Dans un moment où l’approche juridique du Maroc semblait avoir franchi un cap « historique » avec la légalisation encadrée du cannabis, les faits en provenance de l’autre rive de la Méditerranée réimposent la même question, avec plus d’acuité : pourquoi les mêmes routes, les mêmes réseaux et les mêmes flux persistent-ils, comme si rien n’avait réellement changé ?
La dernière illustration en date est cette opération conjointe entre l’Italie et l’Espagne, ayant conduit à l’arrestation de vingt personnes à Milan, Barcelone et Marbella. Derrière ce coup de filet, piloté par le parquet de Milan en coordination avec les unités de lutte contre la mafia, se dessine une réalité plus structurée qu’un simple trafic : des centaines de kilogrammes de résine de cannabis, une logistique sophistiquée, des documents falsifiés, des téléphones chiffrés, et des véhicules immatriculés sous de fausses identités. Nous sommes face à une économie parallèle organisée, et non à une délinquance opportuniste.
Or, c’est précisément ici que surgit la contradiction. Le Maroc a mis en place un cadre légal via Agence nationale de réglementation des activités relatives au cannabis, visant à encadrer la culture du cannabis à des fins médicales et industrielles, intégrer les agriculteurs dans une économie formelle, et réduire l’emprise des réseaux illicites. Pourtant, les opérations européennes indiquent que le marché noir ne s’est pas résorbé ; il semble au contraire se reconfigurer.
Le problème ne réside donc pas uniquement dans la loi, mais dans l’écart entre la norme et sa traduction réelle. La légalisation marocaine n’a pas ciblé le marché traditionnel du cannabis destiné à un usage récréatif en Europe. Elle a, au contraire, orienté la production vers des usages pharmaceutiques et cosmétiques. Résultat : la demande européenne pour le cannabis « classique » demeure intacte, et hautement rentable, laissant un espace que les réseaux criminels continuent d’occuper sans difficulté.

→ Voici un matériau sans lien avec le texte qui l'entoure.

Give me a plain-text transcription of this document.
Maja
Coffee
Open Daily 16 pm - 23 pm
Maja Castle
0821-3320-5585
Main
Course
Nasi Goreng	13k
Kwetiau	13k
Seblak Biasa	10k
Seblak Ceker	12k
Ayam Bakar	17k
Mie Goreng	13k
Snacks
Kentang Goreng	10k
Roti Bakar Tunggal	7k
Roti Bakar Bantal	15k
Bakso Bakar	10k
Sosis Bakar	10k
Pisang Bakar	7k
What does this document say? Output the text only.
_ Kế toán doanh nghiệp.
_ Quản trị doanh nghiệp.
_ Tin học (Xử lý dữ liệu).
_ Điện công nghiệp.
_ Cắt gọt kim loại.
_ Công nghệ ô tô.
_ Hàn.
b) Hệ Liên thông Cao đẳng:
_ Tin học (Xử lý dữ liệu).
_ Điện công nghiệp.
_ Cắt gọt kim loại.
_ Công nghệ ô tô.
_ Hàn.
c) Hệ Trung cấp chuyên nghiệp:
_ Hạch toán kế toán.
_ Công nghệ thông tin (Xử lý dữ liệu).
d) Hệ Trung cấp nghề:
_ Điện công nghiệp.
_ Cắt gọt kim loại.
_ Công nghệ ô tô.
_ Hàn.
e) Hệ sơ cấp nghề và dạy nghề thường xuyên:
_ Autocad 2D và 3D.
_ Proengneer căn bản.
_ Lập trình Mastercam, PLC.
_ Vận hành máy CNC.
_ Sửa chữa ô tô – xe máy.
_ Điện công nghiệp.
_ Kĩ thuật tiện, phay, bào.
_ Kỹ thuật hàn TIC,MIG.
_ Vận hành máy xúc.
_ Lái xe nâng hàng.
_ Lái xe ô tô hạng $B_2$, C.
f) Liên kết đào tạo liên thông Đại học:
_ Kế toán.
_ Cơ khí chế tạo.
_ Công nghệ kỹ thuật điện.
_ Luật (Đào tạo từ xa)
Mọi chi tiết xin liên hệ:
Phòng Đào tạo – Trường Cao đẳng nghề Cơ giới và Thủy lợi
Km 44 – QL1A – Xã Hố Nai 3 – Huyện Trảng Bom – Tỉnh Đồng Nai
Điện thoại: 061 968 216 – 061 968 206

À cela s’ajoute une autre faille structurelle : la position du petit agriculteur. Théoriquement bénéficiaire de la réforme, il se retrouve en pratique face à un dilemme. D’un côté, un circuit légal exigeant, encadré par des autorisations strictes et des débouchés encore limités. De l’autre, un circuit informel rapide, fluide, et soutenu par des réseaux transnationaux capables d’absorber la production sans contraintes. Dans ces conditions, la loi ne s’impose pas comme une alternative évidente, mais comme une option incertaine face à une économie bien ancrée.
Les enquêtes européennes révèlent également une mutation qualitative des réseaux : ils ne sont plus uniquement locaux, mais hybrides, associant des profils maghrébins, européens de l’Est et autres, opérant selon des logiques globalisées. Ce constat pose une autre question, plus stratégique : une politique nationale peut-elle, à elle seule, contenir un phénomène intrinsèquement transnational, sans une coopération sécuritaire, judiciaire et économique approfondie avec les partenaires européens ?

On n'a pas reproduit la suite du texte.